Nesse sentido, é bem pertinente a observação de Morin (2001), por trazer uma reflexão sobre a formação, determinadamente restrita, pela qual passamos e que nos marca:
Na escola primária nos ensinam a isolar os objetos (do seu meio ambiente), a separar as disciplinas (em vez de reconhecer suas correlações), a dissociar os problemas, em vez de reunir e integrar. Obrigam-nos a reduzir o complexo ao simples, isto é, a separar o que está ligado; a decompor e não a recompor; a eliminar tudo o que causa desordens e contradições em nosso entendimento. (p. 15)
Poucos atinam que uma postura interdisciplinar passa, antes, pelo entendimento que o profissional tem de uma atuação que congrega conhecimentos de várias áreas para construir um conhecimento mais abrangente que pressupõe saberes orientados por um interesse comum que pode ser representado por um eixo integrador, seja na construção de um projeto de investigação, seja na de um plano de intervenção. A esse respeito, os Parâmetros Curriculares Nacionais do ensino médio afirmam:
É importante enfatizar que a interdisciplinaridade supõe um eixo integrador, que pode ser o objeto de conhecimento, um projeto de investigação, um plano de intervenção. Nesse sentido, ela deve partir da necessidade sentida pelas escolas, professores e alunos de explicar, compreender, intervir, mudar, prever algo que desafia uma disciplina isolada e atrai a atenção de mais de um olhar, talvez vários. (BRASIL, 1999, p. 88-89)

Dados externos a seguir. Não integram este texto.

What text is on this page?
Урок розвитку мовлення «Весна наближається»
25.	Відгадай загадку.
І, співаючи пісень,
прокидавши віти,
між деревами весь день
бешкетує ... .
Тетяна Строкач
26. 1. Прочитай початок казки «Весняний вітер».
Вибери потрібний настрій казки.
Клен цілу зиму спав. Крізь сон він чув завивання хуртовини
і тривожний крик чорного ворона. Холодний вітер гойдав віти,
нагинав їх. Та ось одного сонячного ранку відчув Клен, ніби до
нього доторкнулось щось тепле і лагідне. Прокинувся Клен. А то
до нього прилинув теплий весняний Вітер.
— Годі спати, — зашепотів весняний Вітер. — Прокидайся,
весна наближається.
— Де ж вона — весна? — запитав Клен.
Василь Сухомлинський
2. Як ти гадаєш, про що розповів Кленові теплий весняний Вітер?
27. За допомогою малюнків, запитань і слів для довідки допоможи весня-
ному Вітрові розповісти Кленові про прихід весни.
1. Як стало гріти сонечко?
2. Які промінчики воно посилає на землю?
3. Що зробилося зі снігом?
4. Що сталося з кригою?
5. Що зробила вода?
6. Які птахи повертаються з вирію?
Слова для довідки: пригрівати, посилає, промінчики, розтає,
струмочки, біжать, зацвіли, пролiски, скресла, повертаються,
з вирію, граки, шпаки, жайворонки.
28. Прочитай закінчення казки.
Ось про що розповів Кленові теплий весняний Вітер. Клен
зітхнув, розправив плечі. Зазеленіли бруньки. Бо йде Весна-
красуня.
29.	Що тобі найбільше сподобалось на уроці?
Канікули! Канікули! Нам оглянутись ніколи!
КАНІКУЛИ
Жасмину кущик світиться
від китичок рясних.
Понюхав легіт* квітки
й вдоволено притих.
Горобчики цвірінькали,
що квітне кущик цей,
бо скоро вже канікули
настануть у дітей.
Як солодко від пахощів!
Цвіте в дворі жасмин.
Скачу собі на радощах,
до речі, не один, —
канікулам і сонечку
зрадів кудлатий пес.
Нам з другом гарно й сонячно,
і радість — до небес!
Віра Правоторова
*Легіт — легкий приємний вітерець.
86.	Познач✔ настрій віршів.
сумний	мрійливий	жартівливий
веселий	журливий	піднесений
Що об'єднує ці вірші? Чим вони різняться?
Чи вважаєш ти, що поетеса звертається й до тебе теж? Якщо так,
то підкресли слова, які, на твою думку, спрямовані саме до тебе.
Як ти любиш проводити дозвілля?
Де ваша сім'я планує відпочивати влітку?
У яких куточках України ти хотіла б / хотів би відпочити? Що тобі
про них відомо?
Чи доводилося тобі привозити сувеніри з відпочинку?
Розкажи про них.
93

Para isso, no entanto, é necessário o estabelecimento de uma organização superior hierarquizante, que decorra de uma articulação voluntária e coordenada de ações empreendidas por diversas disciplinas, de tal forma que os saberes dialoguem entre si, por meio da adoção de uma perspectiva teórico-metodológica comum para as disciplinas envolvidas, promovendo a integração dos resultados obtidos, na busca de solução para problemas, principalmente, educacionais.
Os que assim procedem são educadores que procuram construir e fomentar um proceder pedagógico centrado na aprendizagem, focado no processo de mobilização de conhecimentos, habilidades, valores e atitudes, visando à construção de competências, ou seja, estímulos ao desenvolvimento da faculdade que tem o indivíduo para decidir determinadas questões, o que ajuda o aprendente a ser um agente de transformação de sua própria realidade.
É nessa esteira que o trabalho primoroso, aqui apresentado pelo educador Gilvan Elias Pereira, se desenrola, articulando saberes provenientes da linguística, da pedagogia e da sociologia, numa trama interdisciplinar. Da linguística, destaca o estudo da linguagem verbal humana, principalmente em suas dimensões de escritura e leitura de textos, circunscritas no paradigma da abordagem pedagógica do letramento, isto é, o uso social que o sujeito faz das habilidades desenvolvidas. Da pedagogia, a reflexão crítica sobre o processo de ensino-aprendizagem, conectado com aspectos da sociedade e também com as normas educacionais do país. Da sociologia, os aspectos sociais da vida humana, ou seja, a vida social de indivíduos e grupos humanos.
Em cada uma dessas instâncias, para o exercício reflexivo-crítico proposto, o autor acentua a relevância das noções de competência linguística, isto é, a capacidade do usuário da língua de produzir e entender um número infinito de sequências linguísticas; de competência de aprendizagem, ou seja, a mobilização de experiências, conhecimentos e saberes vivenciados, ajustados diante de situações complexas, imprevisíveis, mutáveis e sempre singulares; e de competência social, como a capacidade de entender, lidar e superar situações sociais difíceis. (respectivamente, CHOMSKY, 1978; PERRENOUD, 1999; TOPPING; HOLMES, 2002)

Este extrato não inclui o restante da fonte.